また、提出を拒んだことにより行政サービスが受けられなくなることもありません。
では、それでも本日のblogのタイトルの通り、提出した方がいいとしている理由を次で説明していきます。
提出を拒否された際の会社の動き
会社側はマイナンバーの提出を拒否されると雇用保険業務や年末調整業務等に支障をきたします。
また、罰則こそないものの、会社は行政にマイナンバーを提出する義務があります。
「従業員にマイナンバーの提出を求めたが拒否された」という説明ができなければ、義務を果たしていないことになるため行政とのトラブルの可能性が発生します。
最終的に該当の従業員は「マイナンバー拒否確認書」を提出する必要があり、事務処理が発生してしまい、会社側の負担が増します。
マイナンバー提出拒否のデメリット
先ほども記載をした通り、提出拒否による罰則こそないものの、会社側は行政に対してそのことを説明しなければなりません。業務の負担が増加します。
提出拒否の理由が「個人情報を教えたくない」「情報漏洩が不安」ということであれば、結局は「会社が信用できない」と伝えるに等しいので、どうしても印象は悪くなると考えられます。
会社側が従業員にそれをもって不利益を与えてはいけませんが、会社という組織ですので、社内での印象などが悪くなり、給与担当の方との関係がこじれ、働きにくくなる可能性がゼロとは言えないと思います。
マイナンバー提出のリスク
結論から申し上げますと「極めて低い」と考えられます。
まず、手続きの観点からマイナンバーに加えて運転免許証などの顔写真付き身分証明書が必要なので、本人になりすましての悪用はほぼ不可能です。
加えて、会社などのマイナンバーの取扱者は、「本人確認」「安全管理措置」「監督責任」「説明責任」といった適切な管理と運用が求められています。
他には、マイナンバーが原因で会社に副業が知られる可能性ですが、こちらも関係省庁で使用範囲が厳密に定義されているためそういったことはありません。
いかがでしょうか。以上の事を考えると、求められたのであれば素直に提出した方がよいでしょう。

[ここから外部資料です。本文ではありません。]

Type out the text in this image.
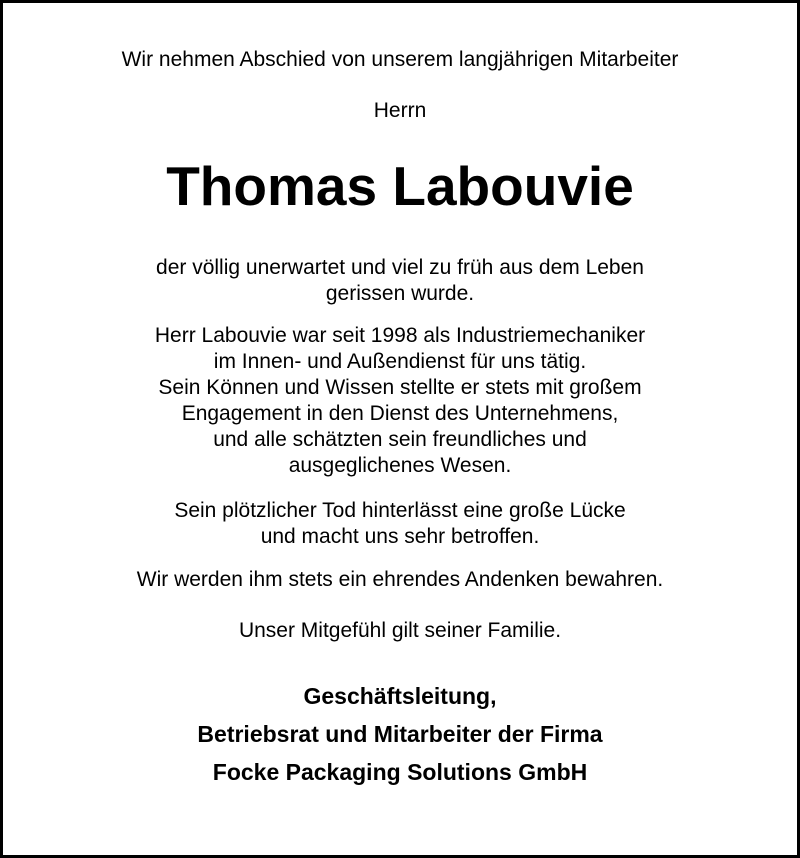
Wir nehmen Abschied von unserem langjährigen Mitarbeiter

Herrn

Thomas Labouvie

der völlig unerwartet und viel zu früh aus dem Leben

gerissen wurde.

Herr Labouvie war seit 1998 als Industriemechaniker

im Innen- und Außendienst für uns tätig.

Sein Können und Wissen stellte er stets mit großem

Engagement in den Dienst des Unternehmens,

und alle schätzten sein freundliches und

ausgeglichenes Wesen.

Sein plötzlicher Tod hinterlässt eine große Lücke

und macht uns sehr betroffen.

Wir werden ihm stets ein ehrendes Andenken bewahren.

Unser Mitgefühl gilt seiner Familie.

Geschäftsleitung,

Betriebsrat und Mitarbeiter der Firma

Focke Packaging Solutions GmbH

また、平成29年よりそもそも会社等が一定の帳簿をそろえる場合は、毎年、扶養控除等申告書にマイナンバーの記載を要しないこととなったことを合わせてお伝えします。具体的には、国税庁のQAの通りとなります。
給与支払者が従業員等のマイナンバー等を記載した一定の帳簿を備えている場合には、平成29年1月1日以後に支払を受けるべき給与等に係る扶養控除等申告書について、その帳簿に記載されている方のマイナンバーの記載を要しません。この一定の帳簿を作成するには、最初にマイナンバーの記載された扶養控除等申告書が提出されていることが前提となりますが、直接マイナンバーを記載せずに「記載すべきマイナンバー(個人番号)は給与支払者に提供済のマイナンバーと相違ない」旨を記載して提出した扶養控除等申告書+その申告書と紐付けられるよう管理されたマイナンバーに基づき、その帳簿を作成することも可能です。